A command-line utility wouldn’t be complete if it wasn’t able to read from stdin. Unfortunately for those readers who skimmed over earlier parts of this chapter, some of the syntax on line 8 might look quite unfamiliar. In short, rather than duplicate code within main()
, we’ll use a generic function to abstract away the details of whether we are dealing with files or stdin:
Listing 2.30 Searching through a file or stdin
1 use std::fs::File;
2 use std::io;
3 use std::io::BufReader;
4 use std::io::prelude::*;
5 use regex::Regex;
6 use clap::{App,Arg};
7
8 fn process_lines<T: BufRead + Sized>(reader: T, re: Regex) {
9 for line_ in reader.lines() {
10 let line = line_.unwrap();
11 match re.find(&line) { ①
12 Some(_) => println!("{}", line),
13 None => (),
14 }
15 }
16 }
17
18 fn main() {
19 let args = App::new("grep-lite")
20 .version("0.1")
21 .about("searches for patterns")
22 .arg(Arg::with_name("pattern")
23 .help("The pattern to search for")
24 .takes_value(true)
25 .required(true))
26 .arg(Arg::with_name("input")
27 .help("File to search")
28 .takes_value(true)
29 .required(false))
30 .get_matches();
31
32 let pattern = args.value_of("pattern").unwrap();
33 let re = Regex::new(pattern).unwrap();
34
35 let input = args.value_of("input").unwrap_or("-");
36
37 if input == "-" {
38 let stdin = io::stdin();
39 let reader = stdin.lock();
40 process_lines(reader, re);
41 } else {
42 let f = File::open(input).unwrap();
43 let reader = BufReader::new(f);
44 process_lines(reader, re);
45 }
46 }
① line is a String, but re.find() takes an &str as an argument.

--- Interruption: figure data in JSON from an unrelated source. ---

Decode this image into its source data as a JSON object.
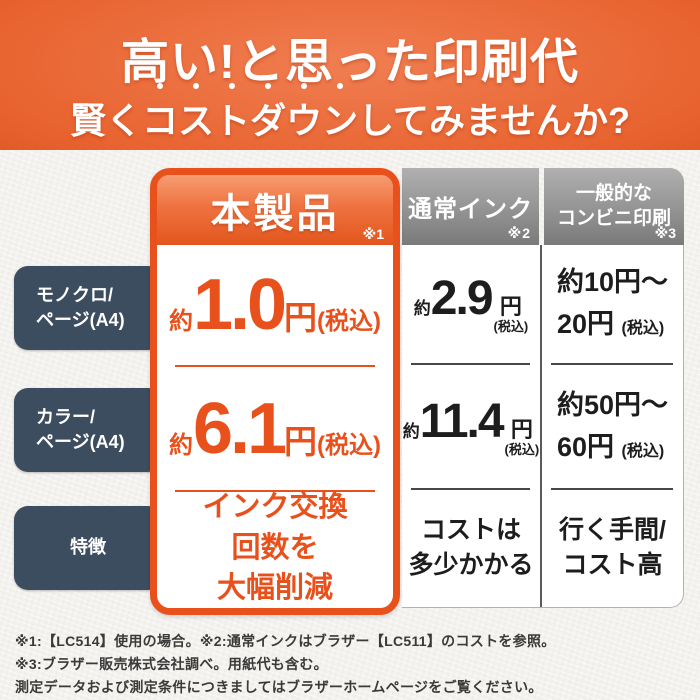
{
  "colors": {
    "accent_orange": "#e8511c",
    "banner_orange": "#e8632f",
    "header_gray": "#8e8e8e",
    "label_slate": "#3d4d60",
    "text_black": "#1d1d1d",
    "footnote_gray": "#3a3a3a",
    "page_background": "#f4f2ee"
  },
  "banner": {
    "line1": "高い!と思った印刷代",
    "line2_prefix": "賢く",
    "line2_emphasis": "コストダウン",
    "line2_suffix": "してみませんか?"
  },
  "table": {
    "columns": [
      {
        "title": "本製品",
        "note": "※1"
      },
      {
        "title": "通常インク",
        "note": "※2"
      },
      {
        "title_line1": "一般的な",
        "title_line2": "コンビニ印刷",
        "note": "※3"
      }
    ],
    "row_labels": [
      {
        "line1": "モノクロ/",
        "line2": "ページ(A4)"
      },
      {
        "line1": "カラー/",
        "line2": "ページ(A4)"
      },
      {
        "label": "特徴"
      }
    ],
    "product": {
      "mono": {
        "approx": "約",
        "value": "1.0",
        "unit": "円",
        "tax": "(税込)"
      },
      "color": {
        "approx": "約",
        "value": "6.1",
        "unit": "円",
        "tax": "(税込)"
      },
      "feature": {
        "line1": "インク交換",
        "line2": "回数を",
        "line3": "大幅削減"
      }
    },
    "normal_ink": {
      "mono": {
        "approx": "約",
        "value": "2.9",
        "unit": "円",
        "tax": "(税込)"
      },
      "color": {
        "approx": "約",
        "value": "11.4",
        "unit": "円",
        "tax": "(税込)"
      },
      "feature": {
        "line1": "コストは",
        "line2": "多少かかる"
      }
    },
    "convenience": {
      "mono": {
        "line1": "約10円〜",
        "line2": "20円",
        "tax": "(税込)"
      },
      "color": {
        "line1": "約50円〜",
        "line2": "60円",
        "tax": "(税込)"
      },
      "feature": {
        "line1": "行く手間/",
        "line2": "コスト高"
      }
    }
  },
  "footnotes": [
    "※1:【LC514】使用の場合。※2:通常インクはブラザー【LC511】のコストを参照。",
    "※3:ブラザー販売株式会社調べ。用紙代も含む。",
    "測定データおよび測定条件につきましてはブラザーホームページをご覧ください。"
  ],
  "chart_data": {
    "type": "table",
    "title": "高い!と思った印刷代 賢くコストダウンしてみませんか?",
    "columns": [
      "本製品 ※1",
      "通常インク ※2",
      "一般的なコンビニ印刷 ※3"
    ],
    "rows": [
      {
        "label": "モノクロ/ページ(A4)",
        "values": [
          "約1.0円(税込)",
          "約2.9円(税込)",
          "約10円〜20円(税込)"
        ]
      },
      {
        "label": "カラー/ページ(A4)",
        "values": [
          "約6.1円(税込)",
          "約11.4円(税込)",
          "約50円〜60円(税込)"
        ]
      },
      {
        "label": "特徴",
        "values": [
          "インク交換回数を大幅削減",
          "コストは多少かかる",
          "行く手間/コスト高"
        ]
      }
    ],
    "footnotes": [
      "※1:【LC514】使用の場合。※2:通常インクはブラザー【LC511】のコストを参照。",
      "※3:ブラザー販売株式会社調べ。用紙代も含む。",
      "測定データおよび測定条件につきましてはブラザーホームページをご覧ください。"
    ]
  }
}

Rust has full support for primitive types, such as integers and floating-point numbers.
Functions are strongly typed and require types to be specified for their parameters and return values.
Rust features, such as iteration and mathematical operations, rely on traits. The for
loop is a shorthand for the std::iter::IntoIterator
trait, for example.
List-like types are tailored to specific use cases. You will typically reach for Vec<T>
first.
Every crate has a Cargo.toml file that specifies its metadata.
The cargo tool is able to compile your code and fetch its dependencies.
The rustup tool provides access to multiple compiler toolchains and to the language’s documentation.
1.This isn’t technically correct, but is accurate enough for now. If you’re an experienced Rust programmer skimming through this chapter, you’ll know that main()
returns ()
(unit) by default and can also return a Result
.
2.For the curious and eager, the traits involved here are std::cmp::PartialOrd
and std::cmp::PartialEq
.
3.Mechanical engineers use j rather than i.
4.Although Rust is not object-oriented (it’s impossible to create a subclass, for example), Rust makes use of some terminology from that domain. It’s common to hear of Rust programmers discussing instances, methods, and objects.
5.This functionality is also available with continue
, but it’s less common.
6.Omitting lifetime annotations is formally referred to as lifetime elision.